Pour dévorer le macadam, la Wraith Black Badge a affûté ses organes mécaniques pour accomplir ce qu’une Rolls ne devrait pas faire (même s’il vrai que nos routes parsemées de cônes rendent furtives les montées d’adrénaline). La transmission ZF alternent ses 8 vitesses avec un mordant inhabituel. Le roulis, malgré la grosseur et la lourdeur de la plateforme, est mâté grâce à une suspension pneumatique resserrée. Le grand volant au mince boudin communique la docilité. À défaut de tourner sur un 10 cents, on négocie un virage en trombe en toute confiance. Grâce aux meilleurs ingénieurs de BMW mandatés pour répéter au niveau du comportement routier l’excellence distillée dans la cabine, la Wraith Black Badge s’avère un animal rare que seule la Continental GT Speed (une Bentley rivale, comme par hasard) peut côtoyer sans se sentir trop inférieure.
Balades royales
La donne change du tout au tout avec la Dawn, la sœur convertible de la Wraith et, à l’occasion de mon essai, dépourvue des noirs artifices Black Badge. Au contraire, la limousine étêtée arborait une longue robe blanche dont l’épaule était soulignée par un fin trait bleu royal de la même intensité que la capote en toile. Un amalgame de couleurs extrêmement audacieux mais sauvé du « m’as-tu-vu » grâce à l’extravagance racée que dégageait l’ensemble. Le genre d’insolence aristocratique dont font preuve les dames qui se pavanent en juin à l’hippodrome britannique d’Ascot en se coiffant de chapeaux effarants qui font scintiller leur féminité sous un nouvel angle.
Bref, cette Dawn immaculée au pavillon électrisant attirait les regards comme une Lamborghini. Et encore, l’exotique Italienne est plus commune sur nos routes…
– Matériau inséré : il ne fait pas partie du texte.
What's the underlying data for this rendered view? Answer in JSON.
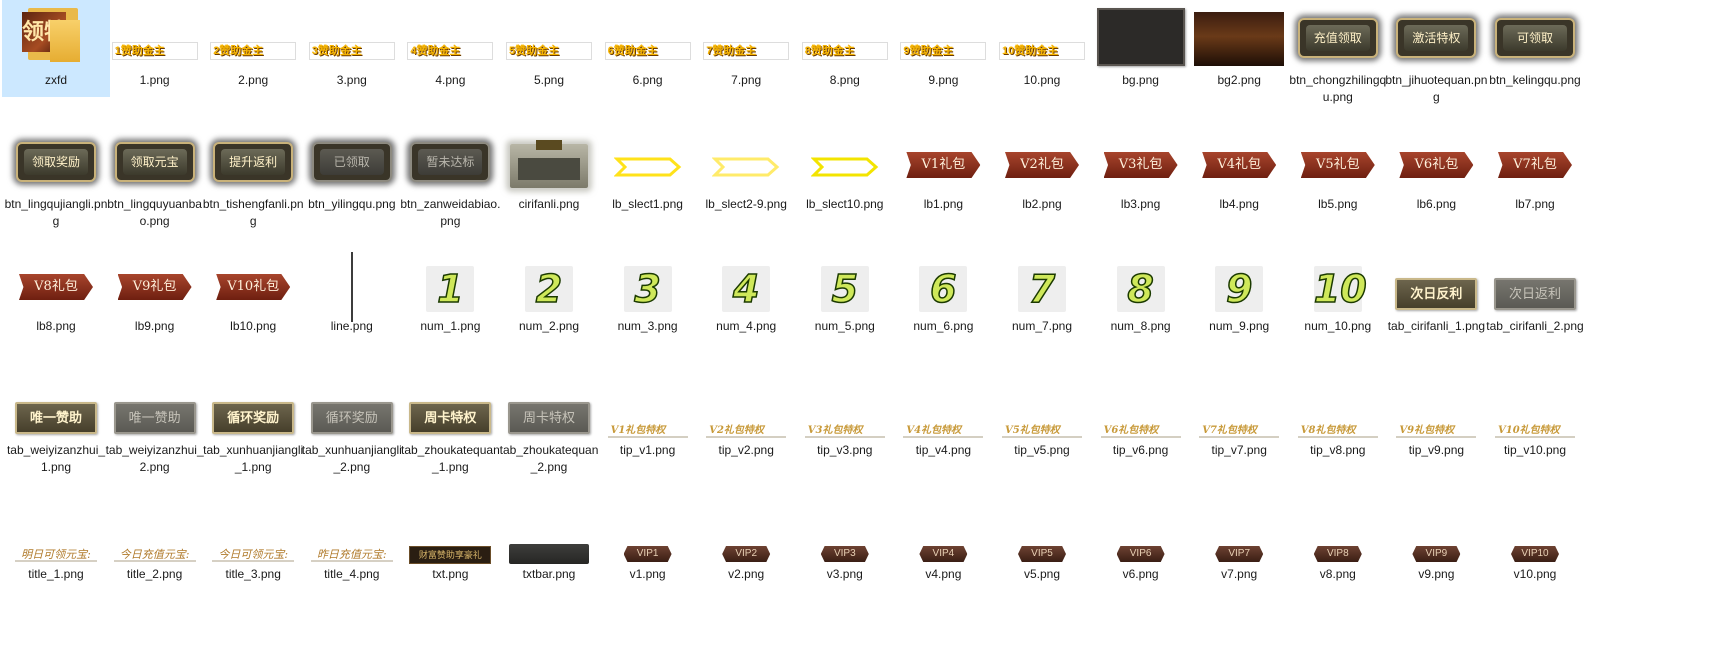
{
  "rows": [
    {
      "items": [
        {
          "label": "zxfd",
          "kind": "folder",
          "selected": true,
          "text": "领特"
        },
        {
          "label": "1.png",
          "kind": "zanzhu",
          "text": "1赞助金主"
        },
        {
          "label": "2.png",
          "kind": "zanzhu",
          "text": "2赞助金主"
        },
        {
          "label": "3.png",
          "kind": "zanzhu",
          "text": "3赞助金主"
        },
        {
          "label": "4.png",
          "kind": "zanzhu",
          "text": "4赞助金主"
        },
        {
          "label": "5.png",
          "kind": "zanzhu",
          "text": "5赞助金主"
        },
        {
          "label": "6.png",
          "kind": "zanzhu",
          "text": "6赞助金主"
        },
        {
          "label": "7.png",
          "kind": "zanzhu",
          "text": "7赞助金主"
        },
        {
          "label": "8.png",
          "kind": "zanzhu",
          "text": "8赞助金主"
        },
        {
          "label": "9.png",
          "kind": "zanzhu",
          "text": "9赞助金主"
        },
        {
          "label": "10.png",
          "kind": "zanzhu",
          "text": "10赞助金主"
        },
        {
          "label": "bg.png",
          "kind": "bgdark",
          "text": ""
        },
        {
          "label": "bg2.png",
          "kind": "bgimg",
          "text": ""
        },
        {
          "label": "btn_chongzhilingqu.png",
          "kind": "gbtn",
          "text": "充值领取"
        },
        {
          "label": "btn_jihuotequan.png",
          "kind": "gbtn",
          "text": "激活特权"
        },
        {
          "label": "btn_kelingqu.png",
          "kind": "gbtn",
          "text": "可领取"
        }
      ]
    },
    {
      "items": [
        {
          "label": "btn_lingqujiangli.png",
          "kind": "gbtn",
          "text": "领取奖励"
        },
        {
          "label": "btn_lingquyuanbao.png",
          "kind": "gbtn",
          "text": "领取元宝"
        },
        {
          "label": "btn_tishengfanli.png",
          "kind": "gbtn",
          "text": "提升返利"
        },
        {
          "label": "btn_yilingqu.png",
          "kind": "gbtn-gray",
          "text": "已领取"
        },
        {
          "label": "btn_zanweidabiao.png",
          "kind": "gbtn-gray",
          "text": "暂未达标"
        },
        {
          "label": "cirifanli.png",
          "kind": "cirifanli",
          "text": ""
        },
        {
          "label": "lb_slect1.png",
          "kind": "chev1",
          "text": ""
        },
        {
          "label": "lb_slect2-9.png",
          "kind": "chev2",
          "text": ""
        },
        {
          "label": "lb_slect10.png",
          "kind": "chev3",
          "text": ""
        },
        {
          "label": "lb1.png",
          "kind": "lb",
          "text": "V1礼包"
        },
        {
          "label": "lb2.png",
          "kind": "lb",
          "text": "V2礼包"
        },
        {
          "label": "lb3.png",
          "kind": "lb",
          "text": "V3礼包"
        },
        {
          "label": "lb4.png",
          "kind": "lb",
          "text": "V4礼包"
        },
        {
          "label": "lb5.png",
          "kind": "lb",
          "text": "V5礼包"
        },
        {
          "label": "lb6.png",
          "kind": "lb",
          "text": "V6礼包"
        },
        {
          "label": "lb7.png",
          "kind": "lb",
          "text": "V7礼包"
        }
      ]
    },
    {
      "items": [
        {
          "label": "lb8.png",
          "kind": "lb",
          "text": "V8礼包"
        },
        {
          "label": "lb9.png",
          "kind": "lb",
          "text": "V9礼包"
        },
        {
          "label": "lb10.png",
          "kind": "lb",
          "text": "V10礼包"
        },
        {
          "label": "line.png",
          "kind": "line",
          "text": ""
        },
        {
          "label": "num_1.png",
          "kind": "num",
          "text": "1"
        },
        {
          "label": "num_2.png",
          "kind": "num",
          "text": "2"
        },
        {
          "label": "num_3.png",
          "kind": "num",
          "text": "3"
        },
        {
          "label": "num_4.png",
          "kind": "num",
          "text": "4"
        },
        {
          "label": "num_5.png",
          "kind": "num",
          "text": "5"
        },
        {
          "label": "num_6.png",
          "kind": "num",
          "text": "6"
        },
        {
          "label": "num_7.png",
          "kind": "num",
          "text": "7"
        },
        {
          "label": "num_8.png",
          "kind": "num",
          "text": "8"
        },
        {
          "label": "num_9.png",
          "kind": "num",
          "text": "9"
        },
        {
          "label": "num_10.png",
          "kind": "num",
          "text": "10"
        },
        {
          "label": "tab_cirifanli_1.png",
          "kind": "tab",
          "text": "次日反利"
        },
        {
          "label": "tab_cirifanli_2.png",
          "kind": "tab-gray",
          "text": "次日返利"
        }
      ]
    },
    {
      "items": [
        {
          "label": "tab_weiyizanzhui_1.png",
          "kind": "tab",
          "text": "唯一赞助"
        },
        {
          "label": "tab_weiyizanzhui_2.png",
          "kind": "tab-gray",
          "text": "唯一赞助"
        },
        {
          "label": "tab_xunhuanjiangli_1.png",
          "kind": "tab",
          "text": "循环奖励"
        },
        {
          "label": "tab_xunhuanjiangli_2.png",
          "kind": "tab-gray",
          "text": "循环奖励"
        },
        {
          "label": "tab_zhoukatequan_1.png",
          "kind": "tab",
          "text": "周卡特权"
        },
        {
          "label": "tab_zhoukatequan_2.png",
          "kind": "tab-gray",
          "text": "周卡特权"
        },
        {
          "label": "tip_v1.png",
          "kind": "tip",
          "text": "V1礼包特权"
        },
        {
          "label": "tip_v2.png",
          "kind": "tip",
          "text": "V2礼包特权"
        },
        {
          "label": "tip_v3.png",
          "kind": "tip",
          "text": "V3礼包特权"
        },
        {
          "label": "tip_v4.png",
          "kind": "tip",
          "text": "V4礼包特权"
        },
        {
          "label": "tip_v5.png",
          "kind": "tip",
          "text": "V5礼包特权"
        },
        {
          "label": "tip_v6.png",
          "kind": "tip",
          "text": "V6礼包特权"
        },
        {
          "label": "tip_v7.png",
          "kind": "tip",
          "text": "V7礼包特权"
        },
        {
          "label": "tip_v8.png",
          "kind": "tip",
          "text": "V8礼包特权"
        },
        {
          "label": "tip_v9.png",
          "kind": "tip",
          "text": "V9礼包特权"
        },
        {
          "label": "tip_v10.png",
          "kind": "tip",
          "text": "V10礼包特权"
        }
      ]
    },
    {
      "items": [
        {
          "label": "title_1.png",
          "kind": "title",
          "text": "明日可领元宝:"
        },
        {
          "label": "title_2.png",
          "kind": "title",
          "text": "今日充值元宝:"
        },
        {
          "label": "title_3.png",
          "kind": "title",
          "text": "今日可领元宝:"
        },
        {
          "label": "title_4.png",
          "kind": "title",
          "text": "昨日充值元宝:"
        },
        {
          "label": "txt.png",
          "kind": "txt",
          "text": "财富赞助享豪礼"
        },
        {
          "label": "txtbar.png",
          "kind": "txtbar",
          "text": ""
        },
        {
          "label": "v1.png",
          "kind": "vip",
          "text": "VIP1"
        },
        {
          "label": "v2.png",
          "kind": "vip",
          "text": "VIP2"
        },
        {
          "label": "v3.png",
          "kind": "vip",
          "text": "VIP3"
        },
        {
          "label": "v4.png",
          "kind": "vip",
          "text": "VIP4"
        },
        {
          "label": "v5.png",
          "kind": "vip",
          "text": "VIP5"
        },
        {
          "label": "v6.png",
          "kind": "vip",
          "text": "VIP6"
        },
        {
          "label": "v7.png",
          "kind": "vip",
          "text": "VIP7"
        },
        {
          "label": "v8.png",
          "kind": "vip",
          "text": "VIP8"
        },
        {
          "label": "v9.png",
          "kind": "vip",
          "text": "VIP9"
        },
        {
          "label": "v10.png",
          "kind": "vip",
          "text": "VIP10"
        }
      ]
    }
  ],
  "colors": {
    "selection": "#cce8ff",
    "gold": "#f7b500",
    "chevron_yellow": "#ffe94a"
  }
}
Même extra longues portières à ouverture inversée que la Wraith, toujours un magnifique espace aménagé à l’arrière pour deux passagers traités aux petits oignons (l’accès est facile grâce aux sièges avant qui s’inclinent et coulissent électriquement pour livrer un généreux passage), mais une ambiance et une conduite qui n’ont plus rien à voir avec ceux de la vindicative Wraith.
La lumière enrobe la Dawn. Et toujours ces détails maniaques. Comme cette tapisserie à motifs fleur-de-lysés au fond des vide-poches qui n’aurait pas déparé le Versailles de Louis XIV. Dans cette décapotable d’où on imagine facilement un couple royal saluer la foule, le menu levier de la transmission greffé au volant prône la délicatesse (alors qu’il détonne dans la Black Badge).
Malgré les mètres à garer, les deux Rolls se manoeuvrent décemment. Et je n’insiste pas sur la sensation qu’on éprouve à suivre la Flying Lady qui, de son piédestal au bout du métal, nous ouvre le chemin aussi sûrement que Moïse guidant son peuple à travers la mer Rouge. On se sent d’ailleurs quasiment investi d’une mission divine. Au lieu de rouler sous escorte policière, on chemine avec une statuette devenue talisman et ça rassure tout autant.
Vous ais-je convaincu d’aller rencontrer Frank ? Tant mieux si c’est le cas. Là où vous êtes rendus dans la vie, vous savez mieux que moi ce qui vous rendra heureux. De mon côté, je n’ai pas été si triste que ça de quitter cet univers fabuleux. Je l’explique en bonne partie par le syndrome de l’imposteur qui me tenaillait. Mais dans un autre monde ou une autre vie, qui sait?